Agents

Crypto, 110 points

Description

nc crypto-agents.ctfz.one 9543

In this challenge, we had to deal with a service in which we could:

  • ask for an base64-encoded encrypted message. We were also given a random username. The server tells us we should forward this encrypted message in a second step, and that we don't have to worry about IV and key which are randomly generated and already sent over.

  • send a base64-encoded encrypted message. The server asks for our username and decrypts the message, but does not send us its decrypted contents. We can only send an encrypted message once with our generated username.

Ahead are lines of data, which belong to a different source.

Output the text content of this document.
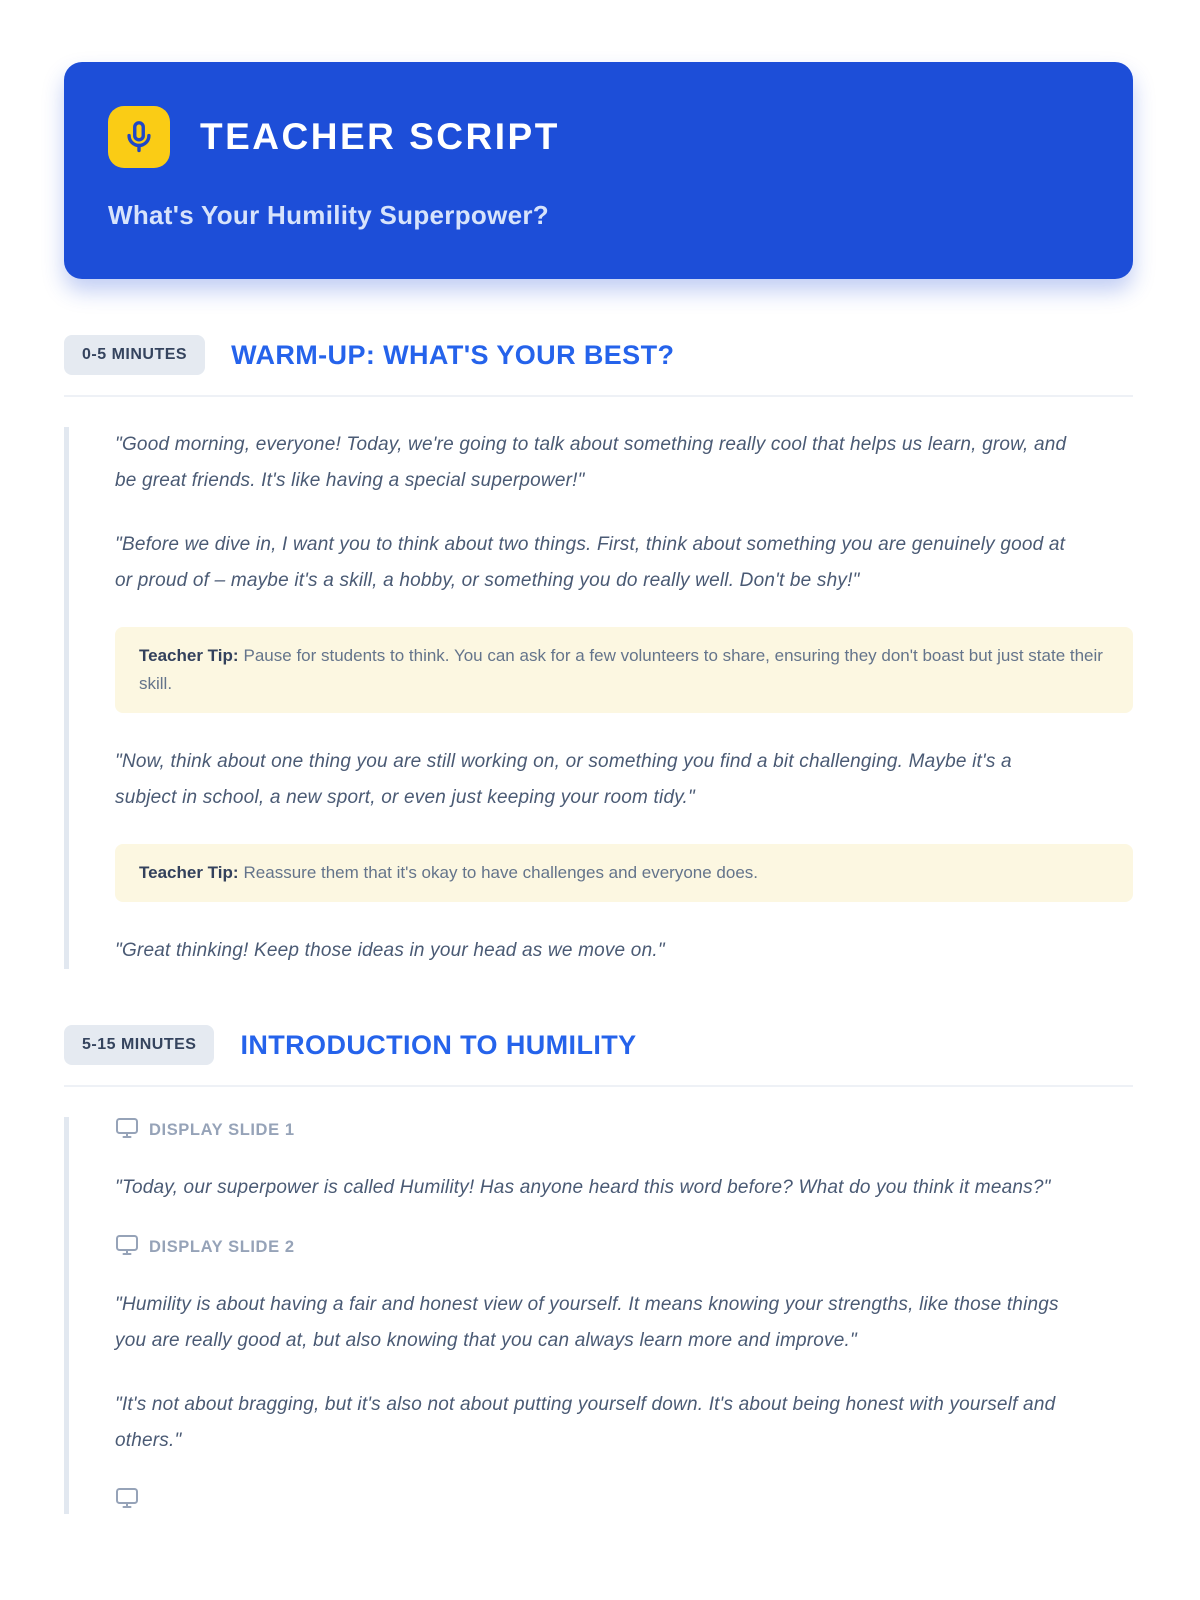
TEACHER SCRIPT
What's Your Humility Superpower?
0-5 MINUTES	WARM-UP: WHAT'S YOUR BEST?

"Good morning, everyone! Today, we're going to talk about something really cool that helps us learn, grow, and be great friends. It's like having a special superpower!"

"Before we dive in, I want you to think about two things. First, think about something you are genuinely good at or proud of – maybe it's a skill, a hobby, or something you do really well. Don't be shy!"

Teacher Tip: Pause for students to think. You can ask for a few volunteers to share, ensuring they don't boast but just state their skill.

"Now, think about one thing you are still working on, or something you find a bit challenging. Maybe it's a subject in school, a new sport, or even just keeping your room tidy."

Teacher Tip: Reassure them that it's okay to have challenges and everyone does.

"Great thinking! Keep those ideas in your head as we move on."

5-15 MINUTES	INTRODUCTION TO HUMILITY
DISPLAY SLIDE 1

"Today, our superpower is called Humility! Has anyone heard this word before? What do you think it means?"

DISPLAY SLIDE 2

"Humility is about having a fair and honest view of yourself. It means knowing your strengths, like those things you are really good at, but also knowing that you can always learn more and improve."

"It's not about bragging, but it's also not about putting yourself down. It's about being honest with yourself and others."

When we try to send back the encrypted message that the server sends us, we get back something that looks like "Thank you, but you are not trusted".

Solution

The hint for this challenge was AES OFB. The encryption scheme for this mode, Output Feedback, is described as follows:

OFB

The IV and the key (linked to our username) are enough for the server to compute a stream of bytes, by blocks of 16 bytes. This stream is then XORed to the plaintext to get the ciphertext. The decryption is pretty much identical: the ciphertext is XORed with the stream to get the plaintext.

Thus, an interesting property is that flipping a bit in the ciphertext at a certain position will flip the bit at the same position in the plaintext, and conversely.

We can imagine the goal of the challenge is to be seen as "trustworthy", and whether we are trusted or not may be hardcoded inside the plaintext.

If we send over the ciphertext but altering, for instance, the first byte, we will a get a invalid JSON message. Interesting! At this point we may guess that the plaintext is a JSON and that a certain key in it specifies whether we are trusted or not. But how can we know its structure?

The idea was, for a given byte, to brute-force it until we got the invalid JSON message, which would mean either the plaintext was changed into a " (double quote) or a \ (backslash). Indeed, having a JSON such as {"key":"value"} changed into {"k"y":"value"} or {"k\y":"value"} would make it invalid. From this point, we can recover the value of the plaintext's byte at this position because p = p' XOR c XOR c', where p is the actual value of the plaintext, c the original ciphertext and c' the modified ciphertext (the byte we have brute-forced).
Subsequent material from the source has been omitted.